Back in Paris, 2012, I co-write three of the films, I shoot some footage, I have dinner with Udo almost every night, I talk to actors. I look at actors. All of them fascinate me and I take pictures. Udo, Charlotte Rampling, Slimane Dazi, Adèle Haenel, Ariane Labed, Jacques Nolot, Geraldine Chaplin, Christophe Paou, Maria de Medeiros, Victoire Du Bois, Mathieu Amalric and more and more… they come walking into frames and it’s all this dreamy haze now. A beautiful dream but sometimes a stressful dream. We go to a lot of movies on our time off which now co-mingle with the memory, the most vivid being “The Fugitive Kind” – Marlon Brando stalking around all feral and snake-skinned, igniting Anna Magnani and the south as the husband upstairs sweats and frets to what could be conceived as a paranoid fever dream. Joanne Woodward has runny black eye makeup and looks so sexy it’s almost surreal. She also looks near dead. Back in the little Paris studio apartment, and on the set, it’s make believe and real life colliding into each other and emotionally, this is not easy. I take photographs because these people are too interesting to not take photographs of. Guy works incredibly hard. He shoots what is then 17 lost, aborted and unrealized films. Seventeen films, one a day, for seventeen days straight. This is just one part of the project. The rest he shoots in Montreal and elsewhere. I go off to Los Angeles.

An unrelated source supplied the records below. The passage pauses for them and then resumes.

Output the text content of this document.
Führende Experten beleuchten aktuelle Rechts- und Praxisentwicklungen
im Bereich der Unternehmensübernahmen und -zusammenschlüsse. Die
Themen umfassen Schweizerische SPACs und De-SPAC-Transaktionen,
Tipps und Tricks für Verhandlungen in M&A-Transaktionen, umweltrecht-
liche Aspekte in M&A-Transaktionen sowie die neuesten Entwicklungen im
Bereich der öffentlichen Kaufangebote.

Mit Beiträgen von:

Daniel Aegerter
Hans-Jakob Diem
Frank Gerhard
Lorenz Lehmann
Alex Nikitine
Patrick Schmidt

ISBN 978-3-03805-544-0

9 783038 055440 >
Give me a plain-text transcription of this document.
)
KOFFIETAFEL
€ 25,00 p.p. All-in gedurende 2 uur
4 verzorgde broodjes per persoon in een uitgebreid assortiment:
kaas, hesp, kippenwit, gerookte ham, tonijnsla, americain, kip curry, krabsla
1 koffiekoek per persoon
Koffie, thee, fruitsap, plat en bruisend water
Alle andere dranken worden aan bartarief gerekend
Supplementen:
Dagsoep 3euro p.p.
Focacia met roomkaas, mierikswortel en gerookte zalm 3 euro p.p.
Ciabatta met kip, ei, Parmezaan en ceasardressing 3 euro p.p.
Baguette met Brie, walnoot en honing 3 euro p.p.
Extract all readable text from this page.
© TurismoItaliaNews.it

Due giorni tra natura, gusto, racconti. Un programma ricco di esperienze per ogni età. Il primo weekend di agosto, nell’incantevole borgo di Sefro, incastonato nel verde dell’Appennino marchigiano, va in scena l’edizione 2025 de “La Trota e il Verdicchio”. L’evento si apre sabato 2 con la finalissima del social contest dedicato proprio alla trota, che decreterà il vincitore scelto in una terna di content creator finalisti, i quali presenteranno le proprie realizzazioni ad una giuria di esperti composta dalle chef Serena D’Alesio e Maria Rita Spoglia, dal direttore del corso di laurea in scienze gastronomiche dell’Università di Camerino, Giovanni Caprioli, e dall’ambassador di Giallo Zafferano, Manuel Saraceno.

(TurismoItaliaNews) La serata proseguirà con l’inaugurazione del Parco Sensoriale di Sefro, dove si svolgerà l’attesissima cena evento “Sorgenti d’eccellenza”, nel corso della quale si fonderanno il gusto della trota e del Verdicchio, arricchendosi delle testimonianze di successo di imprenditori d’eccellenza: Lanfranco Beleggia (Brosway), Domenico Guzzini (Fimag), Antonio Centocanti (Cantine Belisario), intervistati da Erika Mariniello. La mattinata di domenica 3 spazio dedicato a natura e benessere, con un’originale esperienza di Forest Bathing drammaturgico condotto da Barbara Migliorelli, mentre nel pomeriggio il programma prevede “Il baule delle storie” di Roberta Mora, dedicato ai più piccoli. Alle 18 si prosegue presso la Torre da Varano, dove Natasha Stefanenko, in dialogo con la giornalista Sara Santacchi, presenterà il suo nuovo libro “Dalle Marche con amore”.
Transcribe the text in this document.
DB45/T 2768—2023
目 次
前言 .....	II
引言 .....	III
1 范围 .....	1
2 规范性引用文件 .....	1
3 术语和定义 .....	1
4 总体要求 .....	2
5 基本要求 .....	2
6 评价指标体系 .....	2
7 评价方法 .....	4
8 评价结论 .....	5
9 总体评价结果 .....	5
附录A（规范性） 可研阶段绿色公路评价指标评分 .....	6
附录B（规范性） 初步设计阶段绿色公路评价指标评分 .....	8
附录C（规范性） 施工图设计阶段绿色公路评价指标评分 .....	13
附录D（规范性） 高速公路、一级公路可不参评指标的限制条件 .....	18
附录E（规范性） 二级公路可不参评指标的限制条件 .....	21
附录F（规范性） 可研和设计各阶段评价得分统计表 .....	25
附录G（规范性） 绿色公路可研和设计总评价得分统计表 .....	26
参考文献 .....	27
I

It’s now 2015. October. I’ve been married for almost five years. The movie is done. It wasn’t going to be a movie but now it’s a movie and Guy has put so much time into it. Udo is in Palm Springs. Guy is showing the movie. My real life and my movie wedding dresses hang in the closet. I’m looking at the pictures I took on set. I’m wondering where that note from Udo is. I left it in a camera case I kept with me on set. Instead I find a note from a month later, from Udo, after we’ve left Paris and returned to Winnipeg: “Don’t lose your mind. Did you find where my coat is? You love that coat.” I did find that coat. Guy found the movie.